I pulled the mechanism from my head slowly, ripping the tubes from my arms in the process. I sat up on the bench as Xavier approached me. I reached behind me discreetly to grab a scalpel from the table. I waited for him to get as close as he was going to.

“So are you finally ready to submit?" he asked, bending over me.

With the numbness pulsing through my veins and the rage of a lifetime of loss fueling me, I lashed out. I drew the scalpel across his jugular with an accuracy borne of countless hours of training with Ian. I severed his artery and as he fell to his knees in surprise, I pushed him over. I hopped down from the table in the hospital gown and I straddled him. I made sure he was looking at me as his life blood flowed from him.

“Never," I said as I plunged the scalpel straight into his heart, ending his long life.

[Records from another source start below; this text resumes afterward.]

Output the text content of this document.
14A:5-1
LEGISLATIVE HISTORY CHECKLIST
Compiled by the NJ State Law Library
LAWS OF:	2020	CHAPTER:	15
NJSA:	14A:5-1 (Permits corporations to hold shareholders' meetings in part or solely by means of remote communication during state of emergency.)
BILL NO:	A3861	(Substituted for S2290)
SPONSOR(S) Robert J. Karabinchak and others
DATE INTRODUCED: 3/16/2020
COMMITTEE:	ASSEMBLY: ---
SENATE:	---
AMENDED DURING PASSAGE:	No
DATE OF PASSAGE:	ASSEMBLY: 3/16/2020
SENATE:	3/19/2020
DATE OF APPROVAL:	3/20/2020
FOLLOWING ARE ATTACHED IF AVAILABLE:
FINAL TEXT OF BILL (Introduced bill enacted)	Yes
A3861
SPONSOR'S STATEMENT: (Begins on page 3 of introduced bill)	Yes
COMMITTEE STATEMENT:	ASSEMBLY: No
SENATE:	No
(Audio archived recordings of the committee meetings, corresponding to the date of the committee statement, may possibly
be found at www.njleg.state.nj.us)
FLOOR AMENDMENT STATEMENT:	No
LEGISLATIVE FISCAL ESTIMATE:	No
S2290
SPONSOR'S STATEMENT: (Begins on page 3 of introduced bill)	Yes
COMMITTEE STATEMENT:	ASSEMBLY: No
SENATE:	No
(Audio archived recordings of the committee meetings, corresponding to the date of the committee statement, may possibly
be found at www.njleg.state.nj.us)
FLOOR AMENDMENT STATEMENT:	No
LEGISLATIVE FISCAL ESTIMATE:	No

I sat that way, paralyzed for I don’t know how long. I felt as though my whole world had been stolen. Suddenly, being trapped in a coffin did not seem like such a bad thing. I looked down at my hands covered in blood and tried to wipe them off on my gown violently. No matter how hard I wiped it would not come off. I started to become frantic and realized I was still sitting atop Xavier’s body. I jumped up and away and found myself staring in abject horror towards Kennan’s lifeless body.

I stood there, unsure of what I was supposed to do now. How was I supposed to save anyone if I could not even save the one person I loved? My world felt like it was falling apart and all I could do was stand there dumbly.

“Izzy? Izzy, are you alright?" I heard someone ask softly from behind me.

I turned to find Ian staring at me like I would attack him at any moment. He had his hands in the surrender position and approached me slowly. I looked into his eyes and wanted so badly to scream out or to cry. Any sort of emotion that could convey the emptiness I now felt. Finally, I pointed towards Kennan’s prone body.